A religião sempre teve algo a dizer nos filmes do romeno Cristian Mungiu, como se viu em Beyond the Hills (2012), o exemplo mais flagrante, centrado num convento ortodoxo e numa tragédia moldada pela fé e repressão. Também aparece, de forma menos frontal, mas importante, em 4 Meses, 3 Semanas e 2 Dias (2007), pelo peso moral e social sobre o corpo feminino, e em R.M.N. (2022), onde a identidade comunitária, a xenofobia e a pertença cultural possuem ressonâncias religiosas.

Em Fjord, essa dimensão regressa pela via evangélica, agora cruzada com a migração, a parentalidade e o choque entre os valores da crença privada e da lei pública, tudo tratado com enorme ambiguidade pelo cineasta. Não são só os Gheorghiu, Sebastian Stan e Renate Reinsve, que interpretam um casal evangélico romeno-norueguês investigado por possível abuso infantil, que terão de provar num tribunal que são capazes de educar os filhos sem os reprimir fisicamente. Mungiu coloca o espectador, durante toda a duração do filme, a ouvir argumentos de um lado e do outro, fazendo a opinião de quem vê oscilar de um lado para o outro à medida que descobrimos mais e mais sobre os meandros em que os filhos do casal — cinco, um deles ainda bebé — são educados.

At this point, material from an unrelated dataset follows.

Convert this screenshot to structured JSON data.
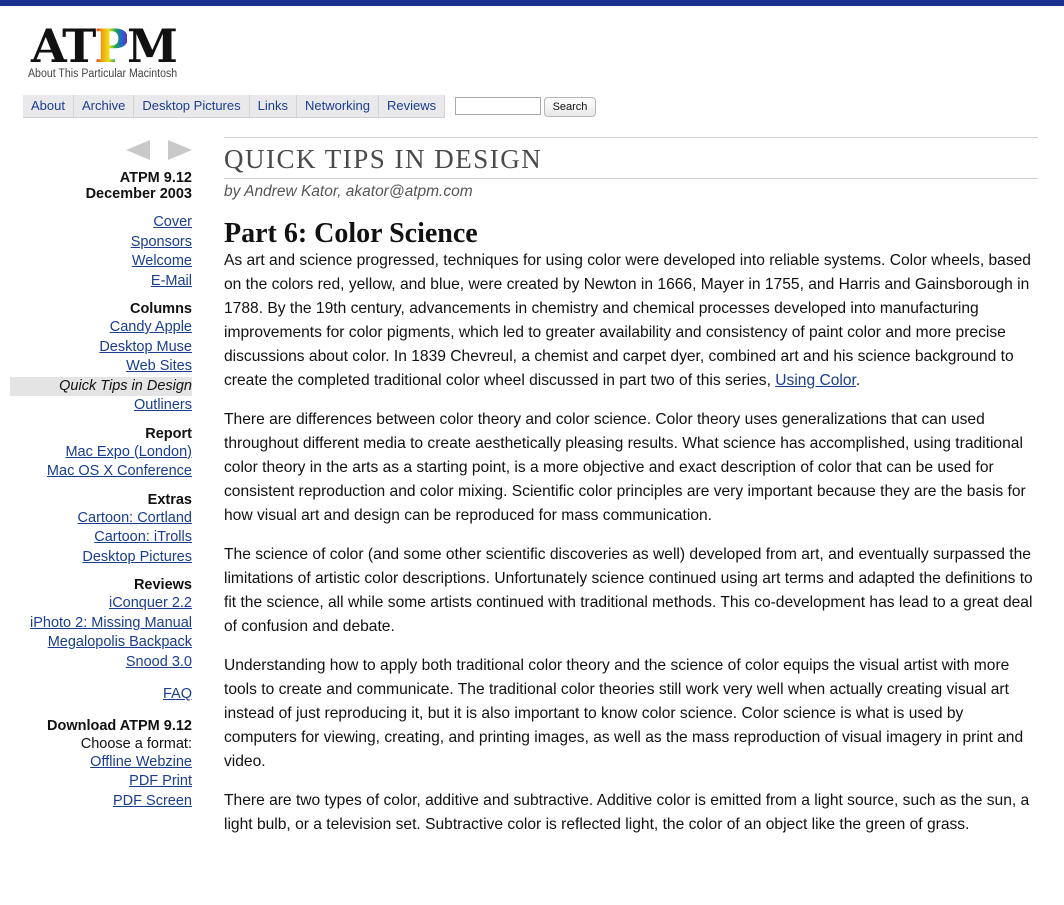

Em 2024, Alexandros Avranas já tinha deixado algumas farpas ao governo sueco no seu Quiet Life (2024), onde a procura de asilo por parte de um casal no país se transforma num pesadelo gélido de burocracias. Aí, a crítica incidia sobre o uso de uma alegada ética, que evoca transparência e justiça, independente das realidades subjetivas, notando-se um afastamento dos sentimentos e de qualquer princípio de empatia na tomada de decisões e nos respetivos trâmites legais. Em Fjord, agora na Noruega, nunca temos verdadeiros autómatos a tomar decisões, mas pessoas que sinceramente acreditam estar a fazer o melhor “para o bem das crianças”, mesmo que isso vá contra os desejos dos miúdos.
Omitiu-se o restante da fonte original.